Tavernier got something like a redo of “La fille de d'Artagnan” when he made 2010’s "The Princess of Montpensier," a gorgeous swashbuckling pastoral in which Mélanie Thierry is caught between the affections of three noblemen in 16th century France. Her plight is emotionally rendered and Tavernier navigates the demands of the story ably. It’s a much more fitting swan song to his career as a dramatic filmmaker than 2013’s limp “The French Minister.” It’s not a bad film, Tavernier didn’t make those, but it does seem rather like an admission of defeat from the veteran director.

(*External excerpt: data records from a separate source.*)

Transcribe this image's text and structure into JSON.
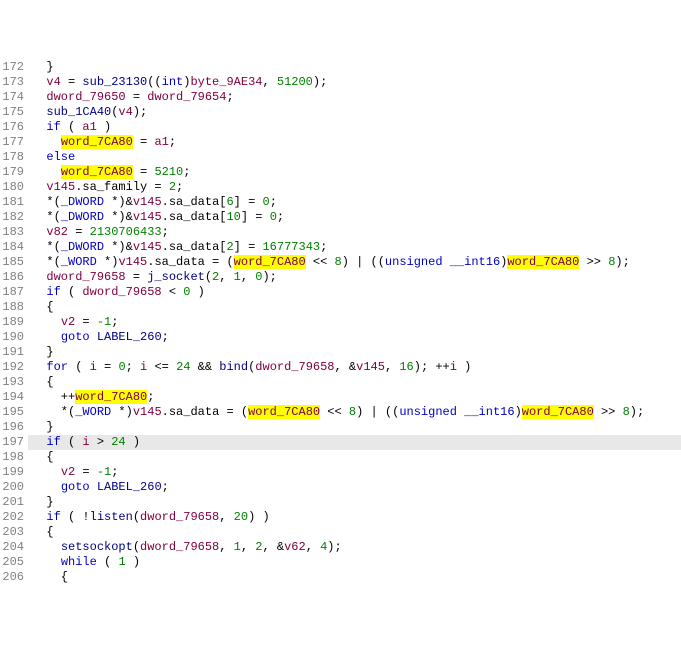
{
  "lines": [
    {
      "n": 172,
      "tokens": [
        {
          "t": "  }",
          "c": ""
        }
      ]
    },
    {
      "n": 173,
      "tokens": [
        {
          "t": "  ",
          "c": ""
        },
        {
          "t": "v4",
          "c": "var"
        },
        {
          "t": " = ",
          "c": ""
        },
        {
          "t": "sub_23130",
          "c": "fn"
        },
        {
          "t": "((",
          "c": ""
        },
        {
          "t": "int",
          "c": "type"
        },
        {
          "t": ")",
          "c": ""
        },
        {
          "t": "byte_9AE34",
          "c": "glob"
        },
        {
          "t": ", ",
          "c": ""
        },
        {
          "t": "51200",
          "c": "num"
        },
        {
          "t": ");",
          "c": ""
        }
      ]
    },
    {
      "n": 174,
      "tokens": [
        {
          "t": "  ",
          "c": ""
        },
        {
          "t": "dword_79650",
          "c": "glob"
        },
        {
          "t": " = ",
          "c": ""
        },
        {
          "t": "dword_79654",
          "c": "glob"
        },
        {
          "t": ";",
          "c": ""
        }
      ]
    },
    {
      "n": 175,
      "tokens": [
        {
          "t": "  ",
          "c": ""
        },
        {
          "t": "sub_1CA40",
          "c": "fn"
        },
        {
          "t": "(",
          "c": ""
        },
        {
          "t": "v4",
          "c": "var"
        },
        {
          "t": ");",
          "c": ""
        }
      ]
    },
    {
      "n": 176,
      "tokens": [
        {
          "t": "  ",
          "c": ""
        },
        {
          "t": "if",
          "c": "kw"
        },
        {
          "t": " ( ",
          "c": ""
        },
        {
          "t": "a1",
          "c": "var"
        },
        {
          "t": " )",
          "c": ""
        }
      ]
    },
    {
      "n": 177,
      "tokens": [
        {
          "t": "    ",
          "c": ""
        },
        {
          "t": "word_7CA80",
          "c": "glob hl"
        },
        {
          "t": " = ",
          "c": ""
        },
        {
          "t": "a1",
          "c": "var"
        },
        {
          "t": ";",
          "c": ""
        }
      ]
    },
    {
      "n": 178,
      "tokens": [
        {
          "t": "  ",
          "c": ""
        },
        {
          "t": "else",
          "c": "kw"
        }
      ]
    },
    {
      "n": 179,
      "tokens": [
        {
          "t": "    ",
          "c": ""
        },
        {
          "t": "word_7CA80",
          "c": "glob hl"
        },
        {
          "t": " = ",
          "c": ""
        },
        {
          "t": "5210",
          "c": "num"
        },
        {
          "t": ";",
          "c": ""
        }
      ]
    },
    {
      "n": 180,
      "tokens": [
        {
          "t": "  ",
          "c": ""
        },
        {
          "t": "v145",
          "c": "var"
        },
        {
          "t": ".sa_family = ",
          "c": ""
        },
        {
          "t": "2",
          "c": "num"
        },
        {
          "t": ";",
          "c": ""
        }
      ]
    },
    {
      "n": 181,
      "tokens": [
        {
          "t": "  *(",
          "c": ""
        },
        {
          "t": "_DWORD",
          "c": "type"
        },
        {
          "t": " *)&",
          "c": ""
        },
        {
          "t": "v145",
          "c": "var"
        },
        {
          "t": ".sa_data[",
          "c": ""
        },
        {
          "t": "6",
          "c": "num"
        },
        {
          "t": "] = ",
          "c": ""
        },
        {
          "t": "0",
          "c": "num"
        },
        {
          "t": ";",
          "c": ""
        }
      ]
    },
    {
      "n": 182,
      "tokens": [
        {
          "t": "  *(",
          "c": ""
        },
        {
          "t": "_DWORD",
          "c": "type"
        },
        {
          "t": " *)&",
          "c": ""
        },
        {
          "t": "v145",
          "c": "var"
        },
        {
          "t": ".sa_data[",
          "c": ""
        },
        {
          "t": "10",
          "c": "num"
        },
        {
          "t": "] = ",
          "c": ""
        },
        {
          "t": "0",
          "c": "num"
        },
        {
          "t": ";",
          "c": ""
        }
      ]
    },
    {
      "n": 183,
      "tokens": [
        {
          "t": "  ",
          "c": ""
        },
        {
          "t": "v82",
          "c": "var"
        },
        {
          "t": " = ",
          "c": ""
        },
        {
          "t": "2130706433",
          "c": "num"
        },
        {
          "t": ";",
          "c": ""
        }
      ]
    },
    {
      "n": 184,
      "tokens": [
        {
          "t": "  *(",
          "c": ""
        },
        {
          "t": "_DWORD",
          "c": "type"
        },
        {
          "t": " *)&",
          "c": ""
        },
        {
          "t": "v145",
          "c": "var"
        },
        {
          "t": ".sa_data[",
          "c": ""
        },
        {
          "t": "2",
          "c": "num"
        },
        {
          "t": "] = ",
          "c": ""
        },
        {
          "t": "16777343",
          "c": "num"
        },
        {
          "t": ";",
          "c": ""
        }
      ]
    },
    {
      "n": 185,
      "tokens": [
        {
          "t": "  *(",
          "c": ""
        },
        {
          "t": "_WORD",
          "c": "type"
        },
        {
          "t": " *)",
          "c": ""
        },
        {
          "t": "v145",
          "c": "var"
        },
        {
          "t": ".sa_data = (",
          "c": ""
        },
        {
          "t": "word_7CA80",
          "c": "glob hl"
        },
        {
          "t": " << ",
          "c": ""
        },
        {
          "t": "8",
          "c": "num"
        },
        {
          "t": ") | ((",
          "c": ""
        },
        {
          "t": "unsigned",
          "c": "type"
        },
        {
          "t": " ",
          "c": ""
        },
        {
          "t": "__int16",
          "c": "type"
        },
        {
          "t": ")",
          "c": ""
        },
        {
          "t": "word_7CA80",
          "c": "glob hl"
        },
        {
          "t": " >> ",
          "c": ""
        },
        {
          "t": "8",
          "c": "num"
        },
        {
          "t": ");",
          "c": ""
        }
      ]
    },
    {
      "n": 186,
      "tokens": [
        {
          "t": "  ",
          "c": ""
        },
        {
          "t": "dword_79658",
          "c": "glob"
        },
        {
          "t": " = ",
          "c": ""
        },
        {
          "t": "j_socket",
          "c": "fn"
        },
        {
          "t": "(",
          "c": ""
        },
        {
          "t": "2",
          "c": "num"
        },
        {
          "t": ", ",
          "c": ""
        },
        {
          "t": "1",
          "c": "num"
        },
        {
          "t": ", ",
          "c": ""
        },
        {
          "t": "0",
          "c": "num"
        },
        {
          "t": ");",
          "c": ""
        }
      ]
    },
    {
      "n": 187,
      "tokens": [
        {
          "t": "  ",
          "c": ""
        },
        {
          "t": "if",
          "c": "kw"
        },
        {
          "t": " ( ",
          "c": ""
        },
        {
          "t": "dword_79658",
          "c": "glob"
        },
        {
          "t": " < ",
          "c": ""
        },
        {
          "t": "0",
          "c": "num"
        },
        {
          "t": " )",
          "c": ""
        }
      ]
    },
    {
      "n": 188,
      "tokens": [
        {
          "t": "  {",
          "c": ""
        }
      ]
    },
    {
      "n": 189,
      "tokens": [
        {
          "t": "    ",
          "c": ""
        },
        {
          "t": "v2",
          "c": "var"
        },
        {
          "t": " = ",
          "c": ""
        },
        {
          "t": "-1",
          "c": "num"
        },
        {
          "t": ";",
          "c": ""
        }
      ]
    },
    {
      "n": 190,
      "tokens": [
        {
          "t": "    ",
          "c": ""
        },
        {
          "t": "goto",
          "c": "kw"
        },
        {
          "t": " ",
          "c": ""
        },
        {
          "t": "LABEL_260",
          "c": "fn"
        },
        {
          "t": ";",
          "c": ""
        }
      ]
    },
    {
      "n": 191,
      "tokens": [
        {
          "t": "  }",
          "c": ""
        }
      ]
    },
    {
      "n": 192,
      "tokens": [
        {
          "t": "  ",
          "c": ""
        },
        {
          "t": "for",
          "c": "kw"
        },
        {
          "t": " ( ",
          "c": ""
        },
        {
          "t": "i",
          "c": "var"
        },
        {
          "t": " = ",
          "c": ""
        },
        {
          "t": "0",
          "c": "num"
        },
        {
          "t": "; ",
          "c": ""
        },
        {
          "t": "i",
          "c": "var"
        },
        {
          "t": " <= ",
          "c": ""
        },
        {
          "t": "24",
          "c": "num"
        },
        {
          "t": " && ",
          "c": ""
        },
        {
          "t": "bind",
          "c": "fn"
        },
        {
          "t": "(",
          "c": ""
        },
        {
          "t": "dword_79658",
          "c": "glob"
        },
        {
          "t": ", &",
          "c": ""
        },
        {
          "t": "v145",
          "c": "var"
        },
        {
          "t": ", ",
          "c": ""
        },
        {
          "t": "16",
          "c": "num"
        },
        {
          "t": "); ++",
          "c": ""
        },
        {
          "t": "i",
          "c": "var"
        },
        {
          "t": " )",
          "c": ""
        }
      ]
    },
    {
      "n": 193,
      "tokens": [
        {
          "t": "  {",
          "c": ""
        }
      ]
    },
    {
      "n": 194,
      "tokens": [
        {
          "t": "    ++",
          "c": ""
        },
        {
          "t": "word_7CA80",
          "c": "glob hl"
        },
        {
          "t": ";",
          "c": ""
        }
      ]
    },
    {
      "n": 195,
      "tokens": [
        {
          "t": "    *(",
          "c": ""
        },
        {
          "t": "_WORD",
          "c": "type"
        },
        {
          "t": " *)",
          "c": ""
        },
        {
          "t": "v145",
          "c": "var"
        },
        {
          "t": ".sa_data = (",
          "c": ""
        },
        {
          "t": "word_7CA80",
          "c": "glob hl"
        },
        {
          "t": " << ",
          "c": ""
        },
        {
          "t": "8",
          "c": "num"
        },
        {
          "t": ") | ((",
          "c": ""
        },
        {
          "t": "unsigned",
          "c": "type"
        },
        {
          "t": " ",
          "c": ""
        },
        {
          "t": "__int16",
          "c": "type"
        },
        {
          "t": ")",
          "c": ""
        },
        {
          "t": "word_7CA80",
          "c": "glob hl"
        },
        {
          "t": " >> ",
          "c": ""
        },
        {
          "t": "8",
          "c": "num"
        },
        {
          "t": ");",
          "c": ""
        }
      ]
    },
    {
      "n": 196,
      "tokens": [
        {
          "t": "  }",
          "c": ""
        }
      ]
    },
    {
      "n": 197,
      "current": true,
      "tokens": [
        {
          "t": "  ",
          "c": ""
        },
        {
          "t": "if",
          "c": "kw"
        },
        {
          "t": " ( ",
          "c": ""
        },
        {
          "t": "i",
          "c": "var"
        },
        {
          "t": " > ",
          "c": ""
        },
        {
          "t": "24",
          "c": "num"
        },
        {
          "t": " )",
          "c": ""
        }
      ]
    },
    {
      "n": 198,
      "tokens": [
        {
          "t": "  {",
          "c": ""
        }
      ]
    },
    {
      "n": 199,
      "tokens": [
        {
          "t": "    ",
          "c": ""
        },
        {
          "t": "v2",
          "c": "var"
        },
        {
          "t": " = ",
          "c": ""
        },
        {
          "t": "-1",
          "c": "num"
        },
        {
          "t": ";",
          "c": ""
        }
      ]
    },
    {
      "n": 200,
      "tokens": [
        {
          "t": "    ",
          "c": ""
        },
        {
          "t": "goto",
          "c": "kw"
        },
        {
          "t": " ",
          "c": ""
        },
        {
          "t": "LABEL_260",
          "c": "fn"
        },
        {
          "t": ";",
          "c": ""
        }
      ]
    },
    {
      "n": 201,
      "tokens": [
        {
          "t": "  }",
          "c": ""
        }
      ]
    },
    {
      "n": 202,
      "tokens": [
        {
          "t": "  ",
          "c": ""
        },
        {
          "t": "if",
          "c": "kw"
        },
        {
          "t": " ( !",
          "c": ""
        },
        {
          "t": "listen",
          "c": "fn"
        },
        {
          "t": "(",
          "c": ""
        },
        {
          "t": "dword_79658",
          "c": "glob"
        },
        {
          "t": ", ",
          "c": ""
        },
        {
          "t": "20",
          "c": "num"
        },
        {
          "t": ") )",
          "c": ""
        }
      ]
    },
    {
      "n": 203,
      "tokens": [
        {
          "t": "  {",
          "c": ""
        }
      ]
    },
    {
      "n": 204,
      "tokens": [
        {
          "t": "    ",
          "c": ""
        },
        {
          "t": "setsockopt",
          "c": "fn"
        },
        {
          "t": "(",
          "c": ""
        },
        {
          "t": "dword_79658",
          "c": "glob"
        },
        {
          "t": ", ",
          "c": ""
        },
        {
          "t": "1",
          "c": "num"
        },
        {
          "t": ", ",
          "c": ""
        },
        {
          "t": "2",
          "c": "num"
        },
        {
          "t": ", &",
          "c": ""
        },
        {
          "t": "v62",
          "c": "var"
        },
        {
          "t": ", ",
          "c": ""
        },
        {
          "t": "4",
          "c": "num"
        },
        {
          "t": ");",
          "c": ""
        }
      ]
    },
    {
      "n": 205,
      "tokens": [
        {
          "t": "    ",
          "c": ""
        },
        {
          "t": "while",
          "c": "kw"
        },
        {
          "t": " ( ",
          "c": ""
        },
        {
          "t": "1",
          "c": "num"
        },
        {
          "t": " )",
          "c": ""
        }
      ]
    },
    {
      "n": 206,
      "tokens": [
        {
          "t": "    {",
          "c": ""
        }
      ]
    }
  ]
}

By 2017, it was time to reflect, and reflect Tavernier did. His 2017 series “My Journey Through French Cinema” is a towering thing, an equally thrilling and melancholy reminiscence through the culture that shaped him as a boy and later an artist. Part-memoir, part essay, it’s one of the best documentaries on cinema ever produced and must be seen at all costs. The only trouble is now he can’t make more of it. Tavernier took with him crucial pieces of a history I fear will be lost. After all, we were damned lucky to have one Bertrand Tavernier in the first place. I fear it’s asking too much of the violent and indifferent history he so wonderfully documented to demand another. He was the best friend a medium could ever have: a man who made history by producing one singularly solemn work of fiction after another, all the while collecting the history that made and meant so much to him. He gave our history to us in so many different ways. It is up to us to use it, and to never forget.